1. †Awn, †awin, adj., or, as in 1st quot., forming part of comp. pron. (Some late examples are archaistic — e.g. Scott Monastery iii.) Sc. ?a.1700  () The Outlaw Murray in Ballads ed.
Child (1904) No. 305a lxxi.:
Fair Philiphaugh, prince, is my awin.
Sc. 1725  W. Hamilton Braes of Yarrow xix.:
His purple vest, 'twas my awn sewing.
Abd. c.1746  W. Forbes Dominie Depos'd (1767) iii.:
In the play Mass John is slain With his awn knife.
Sc. 1820  Scott Monastery iii.:
“Take your awn way for it then,” said Martin.

2. Ain.

(a) adj. (really part of comp. possessive adj.). Gen.Sc. Dmf. 1810  A. Cunningham in
Cromek Remains, etc. 178:
But he has tint the blythe blink he had In my ain countrie.

(b) Forming part of comp. pron. Gen.Sc. Sc. 1721  Ramsay Poems, Wealth 243:
Happy that Man wha has thrawn up a Main, Which makes some Hundred thousands a' his ain.
Abd. 1768  A. Ross Helenore 38:
An' there's a gown some longer nor your ain.
Sc. [1825]  Wilson Noctes Amb. (1855) I. 18:
I care for nae man's good word, unless it be your ain, sir.

(c) In phr. o' (ane's) ain (again part of comp. pron.). Gen.Sc.
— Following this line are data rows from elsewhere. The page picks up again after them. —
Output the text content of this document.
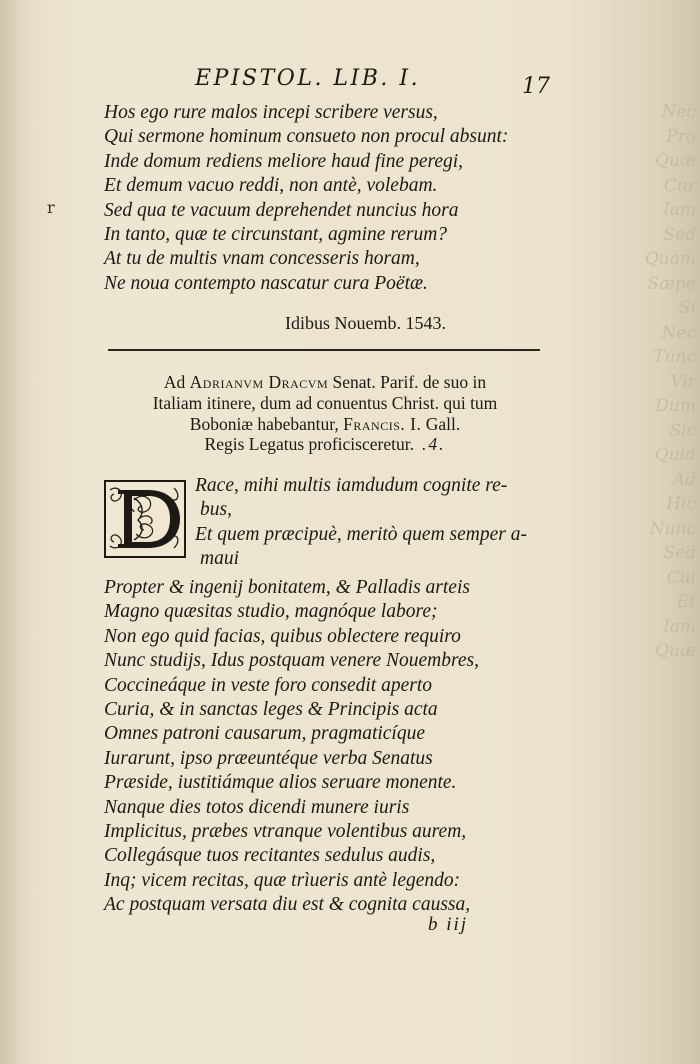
Nec
Pro
Quæ
Cur
Iam
Sed
Quàm
Sæpe
Si
Nec
Tunc
Vir
Dum
Sic
Quid
Ad
Hic
Nunc
Sed
Cui
Et
Iam
Quæ
EPISTOL. LIB. I.	17
r
Hos ego rure malos incepi scribere versus,
Qui sermone hominum consueto non procul absunt:
Inde domum rediens meliore haud fine peregi,
Et demum vacuo reddi, non antè, volebam.
Sed qua te vacuum deprehendet nuncius hora
In tanto, quæ te circunstant, agmine rerum?
At tu de multis vnam concesseris horam,
Ne noua contempto nascatur cura Poëtæ.
Idibus Nouemb. 1543.
Ad Adrianvm Dracvm Senat. Parif. de suo in
Italiam itinere, dum ad conuentus Christ. qui tum
Boboniæ habebantur, Francis. I. Gall.
Regis Legatus proficisceretur. .4.
Race, mihi multis iamdudum cognite re-
bus,
Et quem præcipuè, meritò quem semper a-
maui
Propter & ingenij bonitatem, & Palladis arteis
Magno quæsitas studio, magnóque labore;
Non ego quid facias, quibus oblectere requiro
Nunc studijs, Idus postquam venere Nouembres,
Coccineáque in veste foro consedit aperto
Curia, & in sanctas leges & Principis acta
Omnes patroni causarum, pragmaticíque
Iurarunt, ipso præeuntéque verba Senatus
Præside, iustitiámque alios seruare monente.
Nanque dies totos dicendi munere iuris
Implicitus, præbes vtranque volentibus aurem,
Collegásque tuos recitantes sedulus audis,
Inq; vicem recitas, quæ trìueris antè legendo:
Ac postquam versata diu est & cognita caussa,
b iij
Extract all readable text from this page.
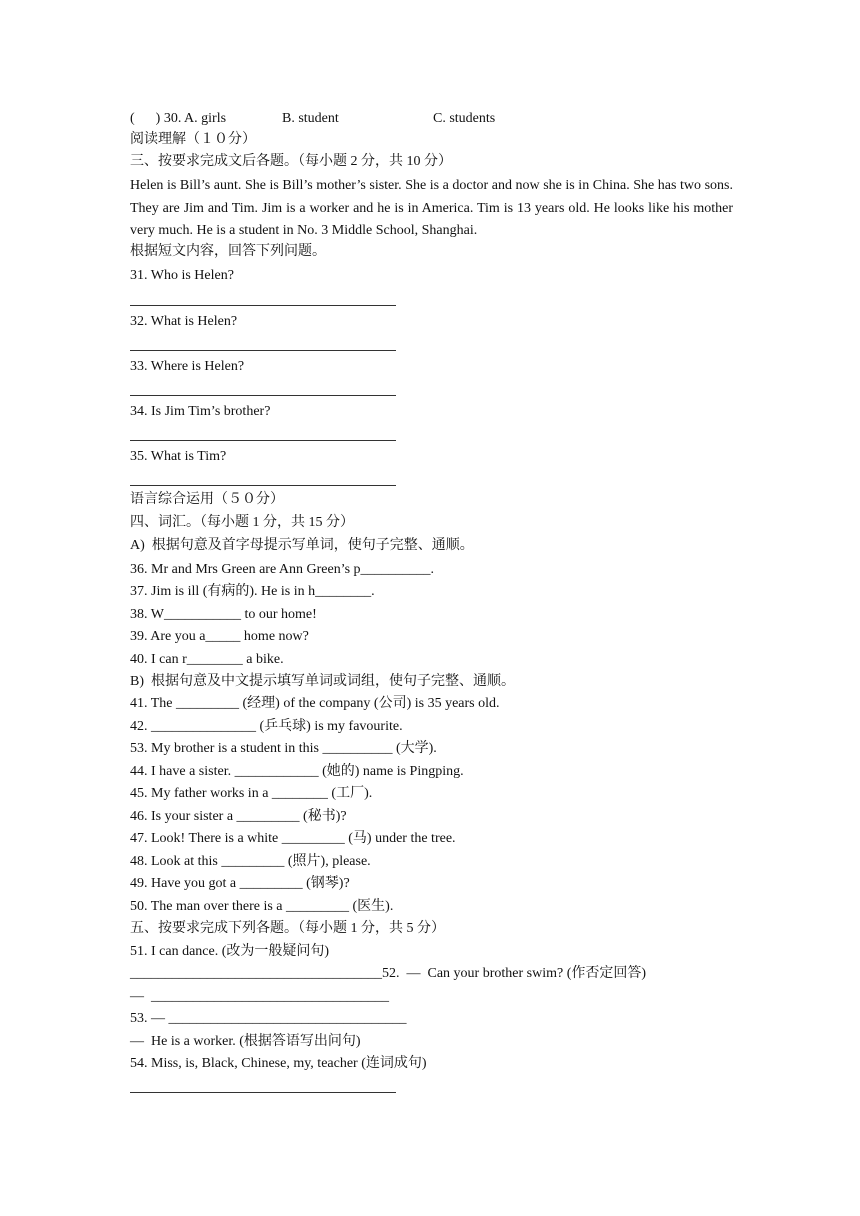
(      ) 30. A. girls	B. student	C. students
阅读理解（１０分）
三、按要求完成文后各题。（每小题 2 分，共 10 分）
Helen is Bill’s aunt. She is Bill’s mother’s sister. She is a doctor and now she is in China. She has two sons. They are Jim and Tim. Jim is a worker and he is in America. Tim is 13 years old. He looks like his mother very much. He is a student in No. 3 Middle School, Shanghai.
根据短文内容，回答下列问题。
31. Who is Helen?
32. What is Helen?
33. Where is Helen?
34. Is Jim Tim’s brother?
35. What is Tim?
语言综合运用（５０分）
四、词汇。（每小题 1 分，共 15 分）
A)  根据句意及首字母提示写单词，使句子完整、通顺。
36. Mr and Mrs Green are Ann Green’s p__________.
37. Jim is ill (有病的). He is in h________.
38. W___________ to our home!
39. Are you a_____ home now?
40. I can r________ a bike.
B)  根据句意及中文提示填写单词或词组，使句子完整、通顺。
41. The _________ (经理) of the company (公司) is 35 years old.
42. _______________ (乒乓球) is my favourite.
53. My brother is a student in this __________ (大学).
44. I have a sister. ____________ (她的) name is Pingping.
45. My father works in a ________ (工厂).
46. Is your sister a _________ (秘书)?
47. Look! There is a white _________ (马) under the tree.
48. Look at this _________ (照片), please.
49. Have you got a _________ (钢琴)?
50. The man over there is a _________ (医生).
五、按要求完成下列各题。（每小题 1 分，共 5 分）
51. I can dance. (改为一般疑问句)
____________________________________52.  —  Can your brother swim? (作否定回答)
—  __________________________________
53. — __________________________________
—  He is a worker. (根据答语写出问句)
54. Miss, is, Black, Chinese, my, teacher (连词成句)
Sc. 1818  Scott H. Midlothian iv.:
I ken, when we had a king, and a chancellor, and parliament-men o' our ain, we could aye peeble them wi' stanes.
Uls. 1900  T. Given Poems from College, etc., Culleybackey ii.:
Whar . . . birds steek their een in wee neucks o' their ain.

(d) With ellipsis of certain nouns, not expr. in context, but understood: “property,” “beloved person,” etc. (Otherwise the same as (b).) Gen.Sc. Ayr. 1790  Burns Carl, an the King come i.:
And every man shall hae his ain, Carl, an the King come!
Abd. 1865  G. Macdonald Alec Forbes I. i.:
Lat the Lord luik efter his ain.
Ags. 1915  V. Jacob Songs of Angus 34:
My ain, my dear, your licht shall burn Although my een grow blind.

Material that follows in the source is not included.